VCs are from Mars and CVCs are from Venus
Both VCs and CVCs invest in innovation but under different rules. As Nicolas Sauvage put it, “CVCs are about predictability, the distribution law. VCs look for high risk but high returns, the power law.” VCs chase outliers; CVCs seek strategic consistency.
Jody Thelander sees this tension as a design opportunity, not a divide. “There isn’t just one way,” she said. “It depends on what the goal of the CVC is and what the parent company wants.” Some aim for technology transfer and learning; others compete directly with VCs through long-term incentives like carried interest. Her advice is to start with purpose, then design compensation and governance to match.
Designing Compensation for Autonomy and Alignment
Designing a CVC’s compensation system is ultimately about independence, alignment, and education—ensuring your mission, incentives, and corporate expectations all move in the same direction.
Autonomy is a design choice. As Jody Thelander noted, “It’s very hard for a CVC to be sustainable if they just have the comp structure from the parent company.” The more independent the vehicle—off-balance-sheet, with its own fund and mandate—the easier it becomes to tie incentives to portfolio success and attract true investors rather than corporate managers.
Hiring follows a mandate. Nicolas Sauvage, as a CVC founder, advises weighting insiders heavily (two-thirds or more) when your goal is exploitation of existing businesses, and flipping that ratio for exploration of new categories. Once outside investors join, they bring market expectations—and broader notions of performance and pay.
Translate for the mothership. Corporate HR understands benchmarks and bands, not carry models. Thelander stresses using familiar metrics like percentiles, geographies, and job levels to explain compensation levers and avoid confusion.
And finally, lawyer up early. Don’t assume details will work themselves out. Define caps, vesting, liquidity triggers, and “presence-to-win” rules upfront. As Thelander cautioned, redoing an incentive plan midstream costs far more than building it right the first time.
The Long Game of Incentives
On long-term incentives, Jody laid out the spectrum succinctly:
- Corporate stock (classic corporate LTIs)
- Shadow/phantom/synthetic carry (tied to portfolio performance or specific exits)
- True carry (a direct participation in portfolio returns)
Nothing about this is fast. “Carried interest vesting times now are heading up more than 10 years,” she noted. And design details matter, not just for motivation, but for optics at the mothership. “You have to be careful that the CVC… wasn’t bringing in more returns than the actual parent company,” she cautioned. Caps and clarity prevent culture clashes.
Looking Ahead: Bullish on CVCs With Better Design
As CVCs mature, clarity and rigor matter.
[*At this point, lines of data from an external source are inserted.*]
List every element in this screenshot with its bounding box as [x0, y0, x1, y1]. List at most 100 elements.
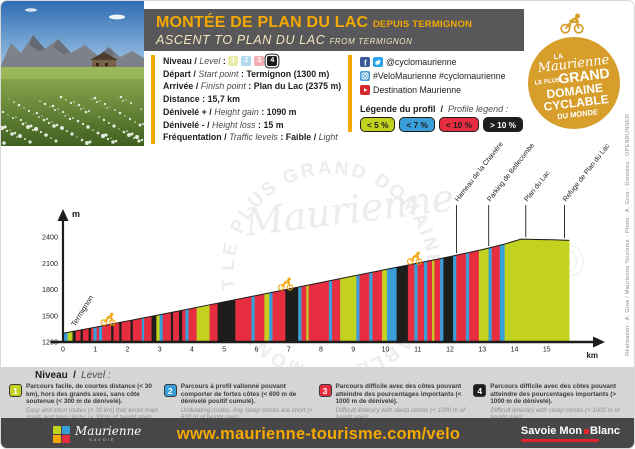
level-1-description: 1 Parcours facile, de courtes distance (…	[9, 383, 161, 421]
gradient-segment	[119, 321, 122, 343]
landscape-photo	[1, 1, 144, 146]
legend-pill-gt10: > 10 %	[482, 117, 524, 132]
info-line-distance: Distance:15,7 km	[163, 94, 240, 105]
svg-text:4: 4	[190, 347, 194, 354]
svg-text:3: 3	[158, 347, 162, 354]
svg-text:8: 8	[319, 347, 323, 354]
gradient-segment	[356, 274, 360, 343]
gradient-segment	[417, 261, 425, 343]
svg-text:6: 6	[255, 347, 259, 354]
gradient-legend: < 5 % < 7 % < 10 % > 10 %	[360, 117, 526, 132]
youtube-channel[interactable]: Destination Maurienne	[373, 85, 462, 95]
page-title: MONTÉE DE PLAN DU LAC DEPUIS TERMIGNON	[156, 14, 473, 31]
gradient-segment	[407, 263, 415, 343]
instagram-icon[interactable]	[360, 71, 370, 81]
info-line-height-gain: Dénivelé + / Height gain:1090 m	[163, 106, 297, 117]
gradient-segment	[272, 289, 286, 343]
info-line-finish: Arrivée / Finish point: Plan du Lac (2375 m…	[163, 81, 342, 92]
gradient-segment	[372, 269, 383, 343]
gradient-segment	[75, 329, 81, 343]
svg-text:1800: 1800	[42, 285, 58, 294]
gradient-segment	[443, 255, 454, 343]
level-4-description: 4 Parcours difficile avec des côtes pouv…	[473, 383, 625, 421]
gradient-segment	[269, 291, 273, 343]
svg-text:m: m	[72, 209, 80, 219]
social-handle[interactable]: @cyclomaurienne	[386, 57, 457, 67]
svg-text:2400: 2400	[42, 233, 58, 242]
gradient-segment	[264, 292, 270, 343]
credit-vertical-text: Réalisation : A. Gros / Maurienne Touris…	[625, 113, 631, 356]
maurienne-logo-squares	[53, 425, 70, 443]
svg-text:f: f	[364, 58, 367, 67]
facebook-icon[interactable]: f	[360, 57, 370, 67]
gradient-segment	[98, 325, 103, 343]
gradient-segment	[488, 246, 493, 343]
wildflowers	[1, 95, 144, 145]
gradient-segment	[499, 243, 506, 343]
gradient-segment	[113, 322, 120, 343]
legend-pill-lt10: < 10 %	[438, 117, 479, 132]
svg-text:km: km	[586, 351, 598, 360]
cyclist-icon	[100, 312, 116, 326]
social-hashtags-row[interactable]: #VeloMaurienne #cyclomaurienne	[360, 69, 526, 83]
gradient-segment	[469, 250, 480, 343]
svg-text:1500: 1500	[42, 311, 58, 320]
gradient-segment	[178, 310, 183, 343]
cyclist-icon	[406, 251, 423, 265]
gradient-segment	[440, 257, 444, 343]
gradient-segment	[251, 295, 256, 343]
gradient-segment	[173, 310, 180, 343]
maurienne-domain-badge: LA Maurienne LE PLUS GRAND DOMAINE CYCLA…	[528, 13, 620, 129]
social-hashtags[interactable]: #VeloMaurienne #cyclomaurienne	[373, 71, 506, 81]
svg-text:11: 11	[414, 347, 421, 354]
legend-pill-lt5: < 5 %	[360, 117, 396, 132]
levels-legend-band: Niveau / Level : 1 Parcours facile, de c…	[1, 367, 634, 421]
cyclist-icon	[560, 13, 584, 34]
gradient-segment	[386, 267, 397, 343]
gradient-segment	[67, 331, 73, 343]
svg-text:2100: 2100	[42, 259, 58, 268]
gradient-segment	[102, 323, 112, 343]
gradient-segment	[88, 327, 92, 343]
red-square-icon	[584, 429, 590, 434]
info-line-traffic: Fréquentation / Traffic levels: Faible / Ligh…	[163, 132, 338, 143]
gradient-segment	[328, 280, 333, 343]
gradient-segment	[308, 280, 330, 343]
website-link[interactable]: www.maurienne-tourisme.com/velo	[176, 424, 461, 443]
gradient-segment	[298, 286, 302, 343]
badge-circle	[528, 37, 620, 129]
header: MONTÉE DE PLAN DU LAC DEPUIS TERMIGNON A…	[144, 9, 524, 51]
route-info-panel: Niveau / Level: 1 2 3 4 Départ / Start point…	[151, 55, 346, 144]
gradient-segment	[432, 259, 435, 343]
savoie-mont-blanc-logo: Savoie Mon Blanc	[520, 425, 620, 442]
gradient-segment	[130, 319, 134, 343]
svg-text:0: 0	[61, 347, 65, 354]
gradient-segment	[369, 271, 373, 343]
page-subtitle: ASCENT TO PLAN DU LAC FROM TERMIGNON	[156, 33, 413, 47]
svg-text:DOMAINE: DOMAINE	[546, 81, 604, 102]
gradient-segment	[332, 278, 341, 343]
gradient-segment	[453, 254, 457, 343]
svg-text:1200: 1200	[42, 338, 58, 347]
social-youtube-row[interactable]: Destination Maurienne	[360, 83, 526, 97]
gradient-segment	[424, 260, 428, 343]
profile-legend-title: Légende du profil / Profile legend :	[360, 104, 509, 114]
gradient-segment	[185, 308, 189, 343]
gradient-segment	[80, 329, 84, 343]
gradient-segment	[151, 315, 157, 343]
waypoint-label: Plan du Lac	[523, 169, 552, 203]
social-handle-row[interactable]: f @cyclomaurienne	[360, 55, 526, 69]
savoie-tagline-bar	[520, 439, 599, 442]
svg-text:2: 2	[126, 347, 130, 354]
level-2-square: 2	[241, 56, 252, 67]
twitter-icon[interactable]	[373, 57, 383, 67]
levels-band-title: Niveau / Level :	[35, 370, 111, 381]
gradient-segment	[434, 258, 441, 343]
svg-text:9: 9	[351, 347, 355, 354]
gradient-segment	[196, 304, 210, 343]
gradient-segment	[90, 327, 94, 343]
youtube-icon[interactable]	[360, 85, 370, 95]
svg-text:LA: LA	[553, 53, 563, 61]
level-1-square: 1	[228, 56, 239, 67]
gradient-segment	[301, 285, 307, 343]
Thelander’s data enforces leveling, validates outliers, and tracks real impact like board participation that turns corporates into founder-friendly allies. Portfolio CEOs value corporates that deliver expertise, not just capital. Her advice to founders: ask the CVC’s true goal and ensure alignment from the start.
Jody is upbeat about the next decade. CVCs “are going to continue to be a very important part of the investment ecosystem,” she said, delivering an “end-to-end solution” for portfolio companies that many traditional funds now try to emulate. They are going to increasingly become bigger players as they return and extract more value from their parent companies. The difference between promise and performance will hinge on thoughtful design: mandates that match the times; incentives that match the mandate; and autonomy sufficient to recruit, decide, and deliver.